Hands up if you've been trying your luck to reserve a table at modern barbecue restaurant Burnt Ends.
Keep them up if you've been unsuccessful thus far — the one-Michelin-starred restaurant is known for having a waiting list that can span months.
If you're tired of waiting (and alright with saving a few bucks), a newly-opened Western hawker stall, Jofa Grill, in Bukit Merah might be the answer.
Opened by Ong Jian Lin, 27, and Neo Jun Hao, 28, the stall isn't run by your run-of-the-mill chefs.
Jian Lin was a chef at Burnt Ends for three years while Jun Hao spent a number of years as a chef in the fine-dining scene, including a stint as a commis chef at the now-defunct three-Michelin-starred Joel Robuchon Restaurant.
With Burnt Ends' reputation as a top player when it comes to wood-fired cooking game, we were excited to find out that Jofa Grill's meats are cooked over charcoal and lychee wood.
So naturally, our expectations were raised as we made our way to the stall.
We'd definitely swipe right
Call us shallow but looks do matter.
On first impression, the food we ordered from Jofa Grill looked the part — from the charcoal grilled meats to the pasta.
Once we dug into the food and sampled everything from each plate, a recurring theme began to form.
No doubt the looks were on point, but flavour-wise, the dishes were a bit of a hit-and-miss.
Let's play nice and start with the dishes we did enjoy.
The charcoal-grilled pork chop ($9.50) was the clear winner.
The herb marinate and smoky tones were most pronounced with the pork chop and it had a good fat-to-meat ratio to match.
Seasoning-wise, nothing much to shout about but the quality of the meat spoke for itself.
By the end of our meal, the pork chop was probably the most polished plate and as they say, action speaks louder than words.
Another worthy shout-out was the charcoal-grilled chicken chop ($9.50).
One of my personal gripes when it comes to grilled meats is when it's overcooked and dry. I mean, as a trained chef, surely it can't be that difficult to get grilled meats right, but I digress.
Thankfully, Jofa Grill's chicken chop was rather juicy. Similar to the pork chop, it is lightly seasoned so don't expect a burst of flavours on these two dishes.
Of all the sides we ordered, the Jofa mashed potato ($3.50) stood out the most.
The Joël Robuchon-inspired mash got the thumbs up from all of us. Buttery and luscious, this was $3.50 well spent.
We'd even go as far as saying it'll be hard to find a mashed potato this good in any hawker setting!
But if you're not a big fan of potatoes, Jofa Bomba rice ($3) is a more than capable alternative to pair with your grilled meats.

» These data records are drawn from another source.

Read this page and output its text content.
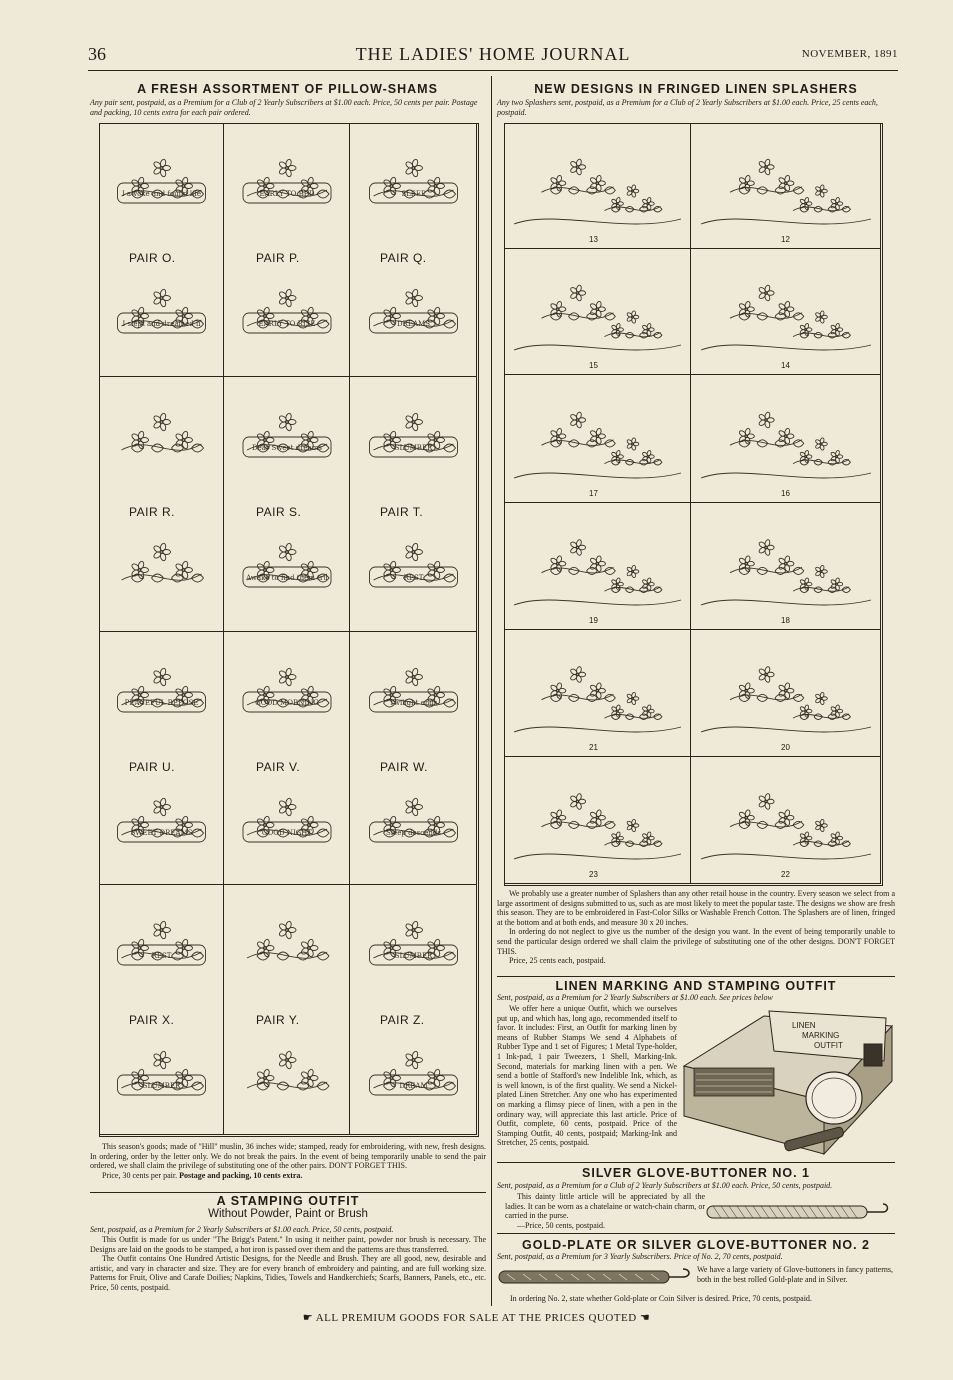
36	THE LADIES' HOME JOURNAL	NOVEMBER, 1891
A FRESH ASSORTMENT OF PILLOW-SHAMS
Any pair sent, postpaid, as a Premium for a Club of 2 Yearly Subscribers at $1.00 each. Price, 50 cents per pair. Postage and packing, 10 cents extra for each pair ordered.
I awoke and found life
I slept and dreamed li
PAIR O.
EARLY TO BED
EARLY TO RISE
PAIR P.
SLEEP
DREAMS
PAIR Q.
PAIR R.
Dear Sweet dreams
Awake to find them tru
PAIR S.
SLUMBER
REST
PAIR T.
PEACEFUL REPOSE
SWEET DREAMS
PAIR U.
GOOD MORNING
GOOD NIGHT
PAIR V.
Twilight ends
Sleep descends
PAIR W.
REST
SLUMBER
PAIR X.	PAIR Y.
SLUMBER
DREAM
PAIR Z.

This season's goods; made of "Hill" muslin, 36 inches wide; stamped, ready for embroidering, with new, fresh designs. In ordering, order by the letter only. We do not break the pairs. In the event of being temporarily unable to send the pair ordered, we shall claim the privilege of substituting one of the other pairs. DON'T FORGET THIS.

Price, 30 cents per pair. Postage and packing, 10 cents extra.

A STAMPING OUTFIT
Without Powder, Paint or Brush
Sent, postpaid, as a Premium for 2 Yearly Subscribers at $1.00 each. Price, 50 cents, postpaid.

This Outfit is made for us under "The Brigg's Patent." In using it neither paint, powder nor brush is necessary. The Designs are laid on the goods to be stamped, a hot iron is passed over them and the patterns are thus transferred.

The Outfit contains One Hundred Artistic Designs, for the Needle and Brush. They are all good, new, desirable and artistic, and vary in character and size. They are for every branch of embroidery and painting, and are full working size. Patterns for Fruit, Olive and Carafe Doilies; Napkins, Tidies, Towels and Handkerchiefs; Scarfs, Banners, Panels, etc., etc. Price, 50 cents, postpaid.

NEW DESIGNS IN FRINGED LINEN SPLASHERS
Any two Splashers sent, postpaid, as a Premium for a Club of 2 Yearly Subscribers at $1.00 each. Price, 25 cents each, postpaid.
13	12
15	14
17	16
19	18
21	20
23	22

We probably use a greater number of Splashers than any other retail house in the country. Every season we select from a large assortment of designs submitted to us, such as are most likely to meet the popular taste. The designs we show are fresh this season. They are to be embroidered in Fast-Color Silks or Washable French Cotton. The Splashers are of linen, fringed at the bottom and at both ends, and measure 30 x 20 inches.

In ordering do not neglect to give us the number of the design you want. In the event of being temporarily unable to send the particular design ordered we shall claim the privilege of substituting one of the other designs. DON'T FORGET THIS.

Price, 25 cents each, postpaid.

LINEN MARKING AND STAMPING OUTFIT
Sent, postpaid, as a Premium for 2 Yearly Subscribers at $1.00 each. See prices below
We offer here a unique Outfit, which we ourselves put up, and which has, long ago, recommended itself to favor. It includes: First, an Outfit for marking linen by means of Rubber Stamps We send 4 Alphabets of Rubber Type and 1 set of Figures; 1 Metal Type-holder, 1 Ink-pad, 1 pair Tweezers, 1 Shell, Marking-Ink. Second, materials for marking linen with a pen. We send a bottle of Stafford's new Indelible Ink, which, as is well known, is of the first quality. We send a Nickel-plated Linen Stretcher. Any one who has experimented on marking a flimsy piece of linen, with a pen in the ordinary way, will appreciate this last article. Price of Outfit, complete, 60 cents, postpaid. Price of the Stamping Outfit, 40 cents, postpaid; Marking-Ink and Stretcher, 25 cents, postpaid.
LINEN
MARKING
OUTFIT
SILVER GLOVE-BUTTONER NO. 1
Sent, postpaid, as a Premium for a Club of 2 Yearly Subscribers at $1.00 each. Price, 50 cents, postpaid.

This dainty little article will be appreciated by all the ladies. It can be worn as a chatelaine or watch-chain charm, or carried in the purse.

—Price, 50 cents, postpaid.

GOLD-PLATE OR SILVER GLOVE-BUTTONER NO. 2
Sent, postpaid, as a Premium for 3 Yearly Subscribers. Price of No. 2, 70 cents, postpaid.
We have a large variety of Glove-buttoners in fancy patterns, both in the best rolled Gold-plate and in Silver.
In ordering No. 2, state whether Gold-plate or Coin Silver is desired. Price, 70 cents, postpaid.
☛ ALL PREMIUM GOODS FOR SALE AT THE PRICES QUOTED ☚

It's simple yet scrumptious. The Bomba rice is great on its own but the different textures provided from the light sprinkle of shallots and fried anchovies really brought this dish up another level.
Might want to give it a skip
Of all the dishes we ordered, what didn't quite hit the mark were their sides.
In particular, the cheesy nacho fries ($4.50) and Mac & Cheese ($3.50) fell well below our expectations.
I'm no cheese connoisseur myself but I'm not entirely sure how much of the sauce slathered onto the macaroni qualifies as cheese.
Ditto for the cheesy nacho fries. So you may want to give these sides a miss.
The choice of 'pasta' for their carbonara ($7.50) is mee pok which took us by surprise. Although it was cooked al dente, this East meets West combination didn't really do it for us.
While the generous amount of bacon bits was appreciated, the same couldn't be said about the sauce.
It felt a bit heavy on the cream and we'd probably give this pasta dish a miss on our next lunch visit.
All in all, the Jofa Grill's menu had just a few more misses than hits.
But this could be partly due to our tampered expectations prior to the meal.
Burnt Ends exists on a different stratosphere but if you're looking to munch on some modern Western grub in Bukit Merah, Jofa Grill is a decent enough shout.